ADİL ZOZANİ (Hakkâri) - Bunu söyleyen kardeşim, talep edileceğini nereden biliyorsunuz?

İZZET ÇETİN (Ankara) - Şimdi armut hikâyesi geldi aklıma da boş ver.

Şimdi, değerli arkadaşlar, gerçekten bu Komisyonun ağırlığını, bu Meclisin ağırlığını yok ettiniz, yok ediyorsunuz bu düzenlemelerle.

Bakın, bir başka düzenlemeye geliyorum arkadaşlar, bu İnternet ortamı. Bu kadar demokrasi dışı, hukuk dışı... Yani bütün dünya soruyor arkadaşlar, önceki gün, işte Sayın Arınç gitti cevaplandırmaya 182 ülkenin 122'si Türkiye'ye soru sormak için kuyruğa girmiş. İnsanın yüreği sızlar ya, biraz vicdanı olanın vicdanı sızlar, bu ülke bu hâle düşürülecek ülke mi ya? En çok da bu tür, özellikle iletişim, haberleşme, özgürlükler, temel hak ve özgürlüklerin kullanımı, basın özgürlüğü, tutuklu gazeteciler, vesair alanlarına Türkiye'yi -tabii, işaret yapıyorsun da- değerli yalnızlık konumuna getirdiniz Sayın Ünüvar.

NECDET ÜNÜVAR (Adana) - Ben Sayın Seçer'e yapıyorum ya.

İZZET ÇETİN (Ankara) - Değerli yalnız ülke, sıfır sorundan her tarafı sorun olan bir ülke, bütün komşularıyla sorunlu bir ülke konumuna getirmeyi başardınız. Sizi gerçekten kutluyorum(!)
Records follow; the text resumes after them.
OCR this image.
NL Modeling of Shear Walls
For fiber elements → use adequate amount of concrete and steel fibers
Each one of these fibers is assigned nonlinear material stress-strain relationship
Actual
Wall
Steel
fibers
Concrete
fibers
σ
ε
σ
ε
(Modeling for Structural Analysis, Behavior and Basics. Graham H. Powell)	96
Değerli arkadaşlar, bir başka düzenleme yine, Sayın Günal da belirtti, diğer arkadaşlarımız da değindi, bir özelleştirme yapılırken özelleştirmenin şartnamesi yukarıdan aşağıya ortaya konuluyor. O şartnameye göre riskler, kârlılık durumu, verimlilik durumu vesaire yapılıyor. Oraya talipli firmalar gidiyor, belli bir bedel karşılığı şartnameyi alıyor inceliyor. İhaleye giriyorlar, en yüksek fiyatı veren ya da bir yolunu bulan kimse, neyse, alıyor, kâr edeceğini bilerek alıyor. Yani, kapitalist düzende bir işletmeci için amaç kâr, kâr etmeyeceği bir alanı hiç kimse almaz. "Kâr edeceğim." diye alıyor ama orada riskleri görüyor. Türkiye de yeni değil, Doğu ve Güneydoğu Anadolu'da kayıp kaçak oranı diğer bölgelere oranla çok yüksek ama bu yüksekliği bile bile... Yani Türkiye Elektrik Kurumu, TEK, parçalandı, üretim ayrıldı, dağıtım ayrıldı, sonra bölgeler hep ayrıldı, sonra şehir şehir parçalandı, yandaşlara, yerli yabancı demeden, bunlar yok pahasına verildi. Şimdi, eğer böyle bir düzenleme yapıyorsun, şartnameyi baştan sona kadar belirliyorsun ve bunların bir kısmını kayıp kaçak oranları da göz önüne alınarak, o şartnamede riski de göz önüne alarak ihaleye çıkıyorsun, ihaleyi alıyor bir firma. E, şimdi, kayıp kaçak oranları diğer yerlerden yüksek olan bölgelerde kurum fiyatları ayarlamaya yetkili olacak. Bu, doğrudan doğruya özelleştirme şartnamesine, ihalesine kanunla müdahaledir arkadaşlar. Bu, Anayasa'ya aykırıdır. Yani eğer kayıp kaçak oranları, o riskler şartnamede hiç yok olsa bile alan firma gerekirse batacak. Niye kayıracağım ben onu bir kanun maddesiyle, kimi kayırıyorum, neden? Yani orada kayıp kaçak oranı yüksek. Zaten yüksekti. O, o kadar ucuz almasaydı belki bir başka firma biraz daha farklı fiyat verip alabilecekti, belki kendisine güvenip tahsilata çıkabilecekti, belki de... Yani özelleştirmeye çıkarken, bu elektrik kurumu parçalanırken her şey çok iyi olacaktı, devlet kâr edecekti, yüklenici firmalar kâr edecekti. Allayıp pullayıp pazarladınız, sattınız, şimdi de "Firma kâr edemiyor." diye bu yoksul halkın ödediği vergilerden ona çıkar sağlayacaksınız. Arkadaşlar, bu ihaleye fesat, ihaleye kanun yoluyla müdahaledir, buna hakkınız yok. Bu maddelerin çıkması gerekir bu çorba kanunun içinden.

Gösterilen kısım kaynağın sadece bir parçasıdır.